Wireless Communications Comes to Paw Paw with New Cell Tower

BERKELEY SPRINGS - U.S. Sen. Shelley Moore Capito joined representatives of U.S. Cellular and local officials for the official unveiling of voice and wireless broadband service for the first time in Paw Paw.

"With this new tower, Paw Paw and nearby communities have access to high-speed Internet that can power our economy and harness the entrepreneurial spirit of many West Virginians," Capito said during the ribbon cutting ceremonies at the new tower at 1545 Paw Paw Road. "Today's announcement is welcome news as we work to bridge the digital divide in West Virginia. Still, too many rural communities lack this fundamental service and I will continue my efforts to improve connectivity and expand broadband access across the Mountain State through partnerships between private, local, state and federal organizations."

Part of the funding for the tower came from the Federal Universal Service Program, which is financed through charges on cell phone contracts.

Speaking later to members of the Region 9 Planning and Development Council during their meeting in Berkeley Springs, Capito said the effort to get wireless communications to Paw Paw had been ongoing for nearly eight years.

"You've got to have broadband to do business, but there was one man there who said it would be good to have cell phone service while hunting," Capito said. "Health care facilities use the service a lot. Wireless availability makes a big difference for public services, like police and emergency services. There was a broad slice of the community at the ribbon cutting."

Local residents were able to sign up for new service at a U.S. Cellular "pop-up" store at the Paw Paw Fire Hall Monday.

Residents also will be able to sign up for service from 10 a.m. to 6 p.m. Nov. 24 and Dec. 10 at the fire hall, and from 10 a.m. to 1:30 p.m. Dec. 3 and Dec. 17 at the Paw Paw Senior Center at 783 Winchester St.

While speaking to members of the Region 9 Council, Capito touted Congress' passage of a six-year highway transportation bill.

"This is the first time in six years we've gotten a long-term transportation bill passed," she said. "There's a lot of dysfunction in Congress, but we got this done."

The bill is now in conference committee to iron out the differences in the Senate's and House of Representatives' versions of the bill.

Capito said the terrorist attacks in Paris would probably be the big topic of discussion when Congress reconvenes as well as the refugee crisis in Europe and President Barack Obama's environmental policies' effects on West Virginia's coal and natural gas industries.

John Reisenweber, executive director of the Jefferson County Development Authority, said he wanted to bring to Capito's attention the need for the expansion of natural gas infrastructure in the Eastern Panhandle.

"We're very concerned because attracting manufacturing to the area will come to a screeching halt without natural gas infrastructure development," he said. "There's not money for pipelines like there is for highways.

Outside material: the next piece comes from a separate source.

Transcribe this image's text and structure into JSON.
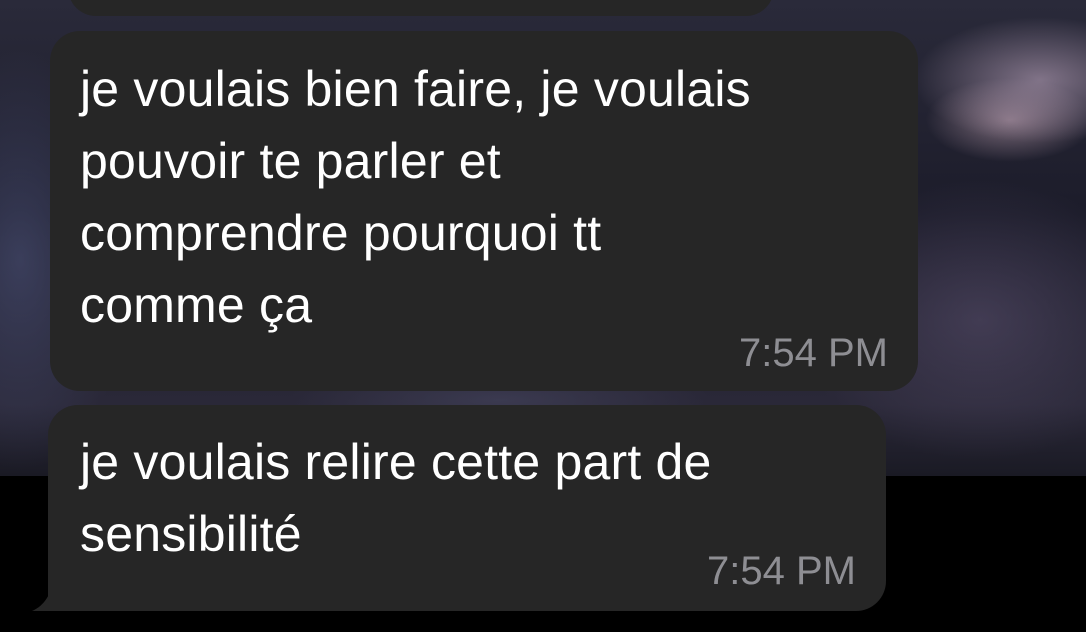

I just want to get it on your radar."

Capito said it is amazing how difficult it is to get natural gas to parts of West Virginia even though some of the most productive natural gas wells are in Marshall County in the Northern Panhandle.

"I've been working to expedite the permitting process to speed up pipeline construction," she said. "I've been working on getting concurrent permitting and not consecutive permitting, and for the regulating agency to let us know about problems up front rather than half way through the project. The problem is the longer it takes, the more expensive the projects."

Capito also stopped by Berkeley Springs High School to congratulate the boys and girls cross country teams for their state championship titles.